Il y a trois ans, 140 pays réunis lors de la COP26 sur le climat à Glasgow avaient pris un engagement ambitieux : éliminer la déforestation mondiale d’ici 2030. Mais les chiffres dévoilés ce mardi 8 octobre par une évaluation inédite confirment que la trajectoire suivie n’est pas la bonne.
En 2023, 6,4 millions d’hectares de forêts ont été perdus, selon l’analyse menée par une trentaine d’ONG, de groupes de réflexion et d’organismes de recherche. Cela «dépasse de manière significative» le niveau (pas plus de 4,4 millions d’hectares) qui aurait permis que le monde reste sur la bonne trajectoire pour éliminer la déforestation en 2030.
«Les forêts continuent d’être abattues»
Les forêts, qui abritent 80 % des espèces terrestres d’animaux et de plantes, sont pourtant cruciales pour réguler les cycles de l’eau ou séquestrer le CO2, principal gaz à effet de serre responsable du réchauffement climatique. «Au niveau mondial, la déforestation est devenue pire, au lieu de s’améliorer, depuis le début de la décennie, souligne l’expert Ivan Palmegiani, un des auteurs principaux de l’étude. Nous ne sommes qu’à six ans d’une échéance mondiale critique pour mettre fin à la déforestation et pourtant les forêts continuent d’être abattues, dégradées et incendiées à un rythme alarmant.»
En particulier, 3,7 millions d’hectares de forêt tropicale primaire – essentielles pour leur capacité à absorber le CO2 et la richesse de leur biodiversité – ont disparu l’an dernier, à un niveau proche du début de la décennie, alors que ce chiffre aurait déjà dû baisser nettement pour tenir les objectifs à l’horizon 2030. Le même constat avait été dressé début avril par le centre de réflexion World Resources Institute, qui s’était basé sur les données de l’université du Maryland.
Soja et nickel
Le rapport rendu public ce mardi se penche sur les régions du monde les plus problématiques, notant par exemple une hausse de la déforestation en Bolivie ou une reprise en Indonésie après des années d’amélioration. La Bolivie a ainsi connu une hausse «alarmante» de sa déforestation, qui a bondi de 351 % entre 2015 et 2023, «une tendance qui ne montre aucun signe d’atténuation». Cette augmentation est en bonne partie le fruit de la production de matières premières agricoles – particulièrement le soja mais aussi le bœuf et le sucre.

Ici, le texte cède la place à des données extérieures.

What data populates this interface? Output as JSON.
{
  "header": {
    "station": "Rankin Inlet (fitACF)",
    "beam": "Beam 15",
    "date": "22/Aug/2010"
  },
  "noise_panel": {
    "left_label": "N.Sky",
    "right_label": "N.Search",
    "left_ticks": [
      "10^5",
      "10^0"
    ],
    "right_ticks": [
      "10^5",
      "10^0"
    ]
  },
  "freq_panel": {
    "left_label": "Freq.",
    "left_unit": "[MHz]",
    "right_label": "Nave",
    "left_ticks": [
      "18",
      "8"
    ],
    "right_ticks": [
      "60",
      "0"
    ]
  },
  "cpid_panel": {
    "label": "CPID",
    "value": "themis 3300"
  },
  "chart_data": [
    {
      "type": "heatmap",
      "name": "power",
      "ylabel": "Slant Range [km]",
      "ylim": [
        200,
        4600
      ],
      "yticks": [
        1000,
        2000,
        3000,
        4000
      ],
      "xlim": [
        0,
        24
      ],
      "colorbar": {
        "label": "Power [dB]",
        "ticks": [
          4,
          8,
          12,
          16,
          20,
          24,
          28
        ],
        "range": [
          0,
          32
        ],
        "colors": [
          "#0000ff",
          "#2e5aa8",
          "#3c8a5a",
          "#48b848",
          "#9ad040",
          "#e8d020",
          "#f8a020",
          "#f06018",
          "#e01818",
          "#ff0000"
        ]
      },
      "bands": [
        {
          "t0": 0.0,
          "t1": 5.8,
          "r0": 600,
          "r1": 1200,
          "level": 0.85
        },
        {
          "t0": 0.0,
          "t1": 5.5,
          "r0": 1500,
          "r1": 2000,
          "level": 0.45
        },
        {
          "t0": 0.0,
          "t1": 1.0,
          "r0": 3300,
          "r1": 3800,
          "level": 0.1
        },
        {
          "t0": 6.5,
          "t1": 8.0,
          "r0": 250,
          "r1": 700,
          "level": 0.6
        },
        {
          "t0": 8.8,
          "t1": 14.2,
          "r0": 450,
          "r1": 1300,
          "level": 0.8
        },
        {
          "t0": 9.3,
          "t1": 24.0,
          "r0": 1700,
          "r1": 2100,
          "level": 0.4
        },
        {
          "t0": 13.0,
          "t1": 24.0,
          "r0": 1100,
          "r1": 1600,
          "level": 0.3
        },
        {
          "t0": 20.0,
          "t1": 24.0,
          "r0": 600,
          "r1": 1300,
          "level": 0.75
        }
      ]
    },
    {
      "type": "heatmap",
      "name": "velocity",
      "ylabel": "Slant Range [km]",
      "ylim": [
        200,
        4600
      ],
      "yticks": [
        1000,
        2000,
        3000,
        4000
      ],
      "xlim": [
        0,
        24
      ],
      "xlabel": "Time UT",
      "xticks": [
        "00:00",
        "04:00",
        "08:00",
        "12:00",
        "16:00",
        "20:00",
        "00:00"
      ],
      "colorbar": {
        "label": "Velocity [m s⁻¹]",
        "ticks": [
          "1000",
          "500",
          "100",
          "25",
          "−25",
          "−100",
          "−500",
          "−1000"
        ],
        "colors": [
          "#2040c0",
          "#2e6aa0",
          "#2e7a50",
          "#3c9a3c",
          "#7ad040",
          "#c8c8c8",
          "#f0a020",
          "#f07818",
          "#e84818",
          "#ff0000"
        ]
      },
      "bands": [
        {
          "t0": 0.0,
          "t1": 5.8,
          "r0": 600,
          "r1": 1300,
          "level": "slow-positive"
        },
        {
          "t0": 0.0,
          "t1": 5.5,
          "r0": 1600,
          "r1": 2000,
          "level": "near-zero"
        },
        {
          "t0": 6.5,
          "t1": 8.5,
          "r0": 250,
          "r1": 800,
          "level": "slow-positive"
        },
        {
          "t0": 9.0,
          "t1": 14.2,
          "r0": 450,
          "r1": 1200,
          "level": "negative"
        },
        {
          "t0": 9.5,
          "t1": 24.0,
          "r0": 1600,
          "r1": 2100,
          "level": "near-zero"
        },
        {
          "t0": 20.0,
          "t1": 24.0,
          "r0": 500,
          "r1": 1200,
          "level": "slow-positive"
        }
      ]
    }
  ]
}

En Indonésie, la destruction des forêts avait atteint un point bas en 2020-2022 mais la tendance est fortement repartie à la hausse l’an dernier, en particulier pour produire des matières présentées comme «écologiques» – comme la viscose – ou faire de la place à des mines de nickel, utilisées pour les batteries de véhicules électriques et les énergies renouvelables à travers le monde. A cela s’ajoutent la production de biomasse et la création de grandes exploitations agricoles. Au Brésil, qui reste le pays où la déforestation est la plus importante, la situation s’est encore dégradée dans le Cerrado, épicentre de l’agriculture nationale.
«Vents changeants de la politique»
Le rapport pointe que les forêts dégradées – lorsqu’elles sont endommagées par l’exploitation, la construction de routes ou les incendies sans pour autant être rasées – ont représenté l’équivalent de deux fois la superficie de l’Allemagne en 2022 (la dernière année pour des données sur cet aspect).
Erin Matson, coautrice du rapport, appelle à des politiques publiques «robustes», assorties de réglementations contraignantes. «La conservation et la restauration des forêts ne peuvent pas être soumises aux vents changeants de la politique», plaide-t-elle. Et de préciser : «Nous devons repenser fondamentalement notre relation à la consommation et faire en sorte que nos modèles de production cessent de dépendre d’une surexploitation des ressources naturelles.» C’est ce qu’entend faire l’Union européenne, en interdisant l’import et la commercialisation de produits issus de terres déboisées. Mais peut-être moins vite que prévu : la Commission européenne vient de proposer la semaine dernière de reporter d’un an, à fin 2025, l’entrée en vigueur de sa loi antidéforestation, malgré les protestations des ONG environnementales.